Single thread, one record per `flush()` call, fresh database each
run, 150-byte values:

| policy         | wall time (ms) |   writes/sec |    speedup |
|----------------|---------------:|-------------:|-----------:|
| OnEachFlush    |          1099  |         909  |      1.00× |
| WriteThrough   |          1270  |         787  |      0.87× |

Honest read of these numbers: on a fresh small file
(≤ 150 KB of data), Windows `FlushFileBuffers` is already cheap
(≈ 1 ms / call), so `WriteThrough`'s per-`pwrite`-waits-for-disk
cost (≈ 1.27 ms / call) is *higher* per record than the baseline.
`WriteThrough` is a win when `OnEachFlush`'s per-flush cost is
dominated by `FlushFileBuffers` latency on a particular workload —
typically larger files, larger dirty footprints, or specific NVMe
firmware behaviour.

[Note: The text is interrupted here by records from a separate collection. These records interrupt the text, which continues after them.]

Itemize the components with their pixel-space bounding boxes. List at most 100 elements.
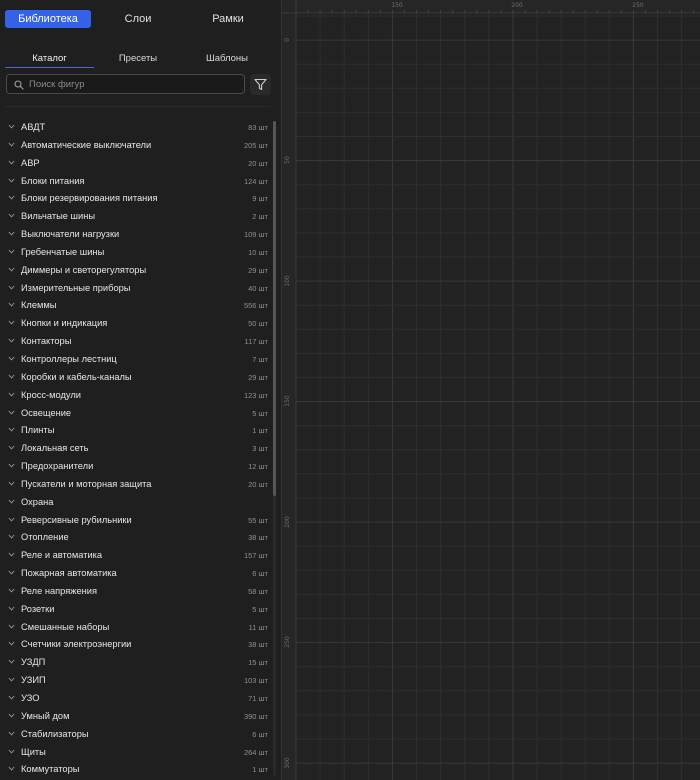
chevron-down-icon (8, 767, 15, 771)
ruler-label: 150 (284, 395, 291, 407)
category-name: Пускатели и моторная защита (21, 478, 152, 489)
category-item[interactable]: УЗИП 103 шт (0, 672, 272, 690)
category-item[interactable]: Измерительные приборы 40 шт (0, 280, 272, 298)
search-icon (14, 80, 24, 90)
search-input[interactable] (29, 76, 239, 92)
category-item[interactable]: Блоки питания 124 шт (0, 173, 272, 191)
category-count: 29 шт (248, 265, 268, 275)
category-name: Охрана (21, 496, 54, 507)
category-count: 12 шт (248, 462, 268, 472)
category-name: Плинты (21, 425, 55, 436)
category-count: 390 шт (243, 711, 268, 721)
category-item[interactable]: Счетчики электроэнергии 38 шт (0, 636, 272, 654)
subtab-catalog[interactable]: Каталог (5, 52, 94, 68)
chevron-down-icon (8, 124, 15, 129)
ruler-label: 50 (284, 156, 291, 164)
category-count: 103 шт (243, 676, 268, 686)
category-item[interactable]: Реле напряжения 58 шт (0, 583, 272, 601)
filter-icon (254, 78, 267, 91)
chevron-down-icon (8, 749, 15, 753)
chevron-down-icon (8, 624, 15, 629)
category-item[interactable]: Отопление 38 шт (0, 529, 272, 547)
category-item[interactable]: Пускатели и моторная защита 20 шт (0, 476, 272, 494)
category-item[interactable]: Контроллеры лестниц 7 шт (0, 351, 272, 369)
category-item[interactable]: Кросс-модули 123 шт (0, 387, 272, 405)
ruler-label: 250 (632, 2, 644, 9)
category-item[interactable]: Щиты 264 шт (0, 744, 272, 762)
category-item[interactable]: Клеммы 556 шт (0, 297, 272, 315)
chevron-down-icon (8, 481, 15, 486)
chevron-down-icon (8, 428, 15, 432)
category-name: Блоки питания (21, 175, 85, 186)
chevron-down-icon (8, 552, 15, 557)
chevron-down-icon (8, 196, 15, 200)
category-name: Локальная сеть (21, 443, 89, 454)
chevron-down-icon (8, 249, 15, 254)
category-item[interactable]: Реле и автоматика 157 шт (0, 547, 272, 565)
category-item[interactable]: УЗО 71 шт (0, 690, 272, 708)
category-count: 205 шт (243, 140, 268, 150)
ruler-label: 100 (284, 275, 291, 287)
chevron-down-icon (8, 731, 15, 736)
category-item[interactable]: Розетки 5 шт (0, 601, 272, 619)
chevron-down-icon (8, 160, 15, 165)
section-divider (5, 106, 271, 107)
category-item[interactable]: Блоки резервирования питания 9 шт (0, 190, 272, 208)
tab-frames[interactable]: Рамки (190, 10, 266, 28)
category-item[interactable]: АВР 20 шт (0, 155, 272, 173)
category-count: 6 шт (252, 569, 268, 579)
category-item[interactable]: Умный дом 390 шт (0, 708, 272, 726)
category-item[interactable]: Коммутаторы 1 шт (0, 761, 272, 779)
chevron-down-icon (8, 285, 15, 290)
tab-layers[interactable]: Слои (100, 10, 176, 28)
category-item[interactable]: Смешанные наборы 11 шт (0, 619, 272, 637)
filter-button[interactable] (250, 74, 271, 95)
category-item[interactable]: Вильчатые шины 2 шт (0, 208, 272, 226)
category-name: Розетки (21, 603, 55, 614)
category-item[interactable]: Кнопки и индикация 50 шт (0, 315, 272, 333)
category-name: Коммутаторы (21, 764, 80, 775)
category-item[interactable]: Пожарная автоматика 6 шт (0, 565, 272, 583)
category-name: Пожарная автоматика (21, 568, 117, 579)
category-count: 123 шт (243, 390, 268, 400)
sub-tabs: Каталог Пресеты Шаблоны (5, 52, 277, 68)
category-item[interactable]: Охрана (0, 494, 272, 512)
subtab-presets[interactable]: Пресеты (95, 52, 181, 68)
category-count: 3 шт (252, 444, 268, 454)
category-name: Отопление (21, 532, 69, 543)
category-count: 15 шт (248, 658, 268, 668)
category-item[interactable]: Локальная сеть 3 шт (0, 440, 272, 458)
category-item[interactable]: Плинты 1 шт (0, 422, 272, 440)
category-item[interactable]: Стабилизаторы 6 шт (0, 726, 272, 744)
category-count: 1 шт (252, 765, 268, 775)
category-count: 117 шт (244, 337, 269, 347)
ruler-label: 200 (284, 516, 291, 528)
category-item[interactable]: АВДТ 83 шт (0, 119, 272, 137)
subtab-templates[interactable]: Шаблоны (183, 52, 271, 68)
tab-library[interactable]: Библиотека (5, 10, 91, 28)
category-count: 29 шт (248, 372, 268, 382)
category-count: 109 шт (243, 230, 268, 240)
category-item[interactable]: Гребенчатые шины 10 шт (0, 244, 272, 262)
category-item[interactable]: Автоматические выключатели 205 шт (0, 137, 272, 155)
category-item[interactable]: Контакторы 117 шт (0, 333, 272, 351)
category-item[interactable]: Коробки и кабель-каналы 29 шт (0, 369, 272, 387)
category-item[interactable]: УЗДП 15 шт (0, 654, 272, 672)
category-item[interactable]: Реверсивные рубильники 55 шт (0, 512, 272, 530)
list-scrollbar[interactable] (273, 121, 276, 776)
drawing-canvas[interactable]: 150 200 250 0 50 100 150 200 250 300 (282, 0, 700, 780)
vertical-ruler (282, 0, 296, 780)
category-name: Стабилизаторы (21, 728, 89, 739)
category-item[interactable]: Диммеры и светорегуляторы 29 шт (0, 262, 272, 280)
chevron-down-icon (8, 713, 15, 718)
chevron-down-icon (8, 463, 15, 468)
chevron-down-icon (8, 213, 15, 218)
category-count: 5 шт (252, 408, 268, 418)
chevron-down-icon (8, 606, 15, 611)
category-item[interactable]: Освещение 5 шт (0, 405, 272, 423)
scrollbar-thumb[interactable] (273, 121, 276, 496)
category-item[interactable]: Выключатели нагрузки 109 шт (0, 226, 272, 244)
chevron-down-icon (8, 231, 15, 236)
category-item[interactable]: Предохранители 12 шт (0, 458, 272, 476)
chevron-down-icon (8, 374, 15, 379)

The mechanism is real and exposed; whether
the trade-off favours `WriteThrough` is workload-dependent and
should be benchmarked on the actual data shape that matters.
Tune the bench via `EMDB_BENCH_WT_WRITES` and
`EMDB_BENCH_WT_VALUE_BYTES`.

`max_batch` set higher than the concurrent flusher count is a
performance trap — the leader waits the full `max_wait` for
followers that can never arrive. As a rule of thumb, set it to
`num_cpus::get()` for general server workloads.